Lockdown again. Yes, we knew it was coming. But if so, why we feel we are still not prepared?

A “short and sharp” decent into Level 4 lockdown wasn’t a surprise for many, as the government has been indicating it would do so if even a single case of the new strain Delta was found in the community. And it might as well be the single best thing the government could have done in this situation. The question we must ask ourselves now though, is: If they knew it was coming, why do we still feel we are not prepared to deal with it?

Our vaccination levels are amongst the worst in the world, with rates running below of those of countries with widespread COVID-19 cases, like Brazil. We saw a huge outflow of health professionals to Australia and other countries, due to changes in government policies that would ultimately harm the livelihoods of those professionals and freeze their salaries and wages for the years to come. Our ICU bed numbers haven’t changed as much since before the pandemic, and while the Labour party had fun with their new taxation laws and economic tightening in all these past months, our health system structure has remained still.

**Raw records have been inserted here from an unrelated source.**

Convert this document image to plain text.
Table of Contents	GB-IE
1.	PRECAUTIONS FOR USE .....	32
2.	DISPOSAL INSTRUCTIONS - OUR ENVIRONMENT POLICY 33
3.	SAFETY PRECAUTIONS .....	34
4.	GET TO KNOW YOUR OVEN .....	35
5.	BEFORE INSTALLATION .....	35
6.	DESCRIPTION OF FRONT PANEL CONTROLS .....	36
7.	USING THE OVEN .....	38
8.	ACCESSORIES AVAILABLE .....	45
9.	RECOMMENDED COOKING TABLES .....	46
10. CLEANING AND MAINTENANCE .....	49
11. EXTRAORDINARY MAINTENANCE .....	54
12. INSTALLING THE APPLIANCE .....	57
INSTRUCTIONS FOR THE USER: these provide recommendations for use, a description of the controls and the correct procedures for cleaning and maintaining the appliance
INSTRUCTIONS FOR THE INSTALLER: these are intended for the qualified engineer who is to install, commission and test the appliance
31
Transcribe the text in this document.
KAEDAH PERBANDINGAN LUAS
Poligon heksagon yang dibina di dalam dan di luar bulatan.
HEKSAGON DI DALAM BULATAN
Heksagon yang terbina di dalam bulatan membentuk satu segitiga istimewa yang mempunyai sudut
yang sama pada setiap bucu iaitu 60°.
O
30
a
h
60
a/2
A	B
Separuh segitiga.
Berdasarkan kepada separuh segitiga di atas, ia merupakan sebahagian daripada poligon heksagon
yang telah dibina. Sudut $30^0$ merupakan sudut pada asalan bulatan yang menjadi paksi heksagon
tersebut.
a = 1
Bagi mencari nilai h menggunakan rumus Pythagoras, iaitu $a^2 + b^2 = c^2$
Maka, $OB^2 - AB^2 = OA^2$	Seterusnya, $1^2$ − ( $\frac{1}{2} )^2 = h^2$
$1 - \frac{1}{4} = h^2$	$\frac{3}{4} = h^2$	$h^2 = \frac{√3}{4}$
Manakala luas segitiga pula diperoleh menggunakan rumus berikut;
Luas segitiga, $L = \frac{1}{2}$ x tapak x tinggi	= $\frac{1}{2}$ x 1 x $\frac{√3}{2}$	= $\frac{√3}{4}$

The feeling is not only that New Zealand is not ready to deal with COVID-19, and that a lot of time has been wasted by this government on the implementation of its erratic policies, but that if we can’t effectively contain any outbreaks quick and fast, that the slightest slip will lead to a total collapse.

We are now locked down again, and as it has come as a total “old-new thing” to some, this is what has been happening all around the world. So how could we possibly think we could be the only exception? Why do we feel that the little that was done wasn’t close to be enough? Why all the focus went to containment, whilst no effort has been put onto preparedness?

Even if we had managed to keep the decease out, for how long could we realistically be secluded from the rest of the world? Employers across the country are crying for help because they simply don’t have enough staff, or consumables, or materials. Our economy is crawling higher, and as we all struggle to deal with all the shortages, we could instead be using this moment to make New Zealand shine in the global stage as a real example of how to make the best out of a crisis like this one. Is the government not listening? How out of touch can it be?

As I struggle to understand why we were left where we are, we still have to play the game. And while I can sit here and complaint about it all day with my fancy coffee, sitting on my comfortable chair, in my cozy and warm home, the real harm – as always – is felt by those in much worse financial situation; those whom the government prays to help in detriment of the wealthy. It’s time for kiwis to ask themselves if this government is really delivering what is has promised, and who is ultimately accruing the benefits of its policies.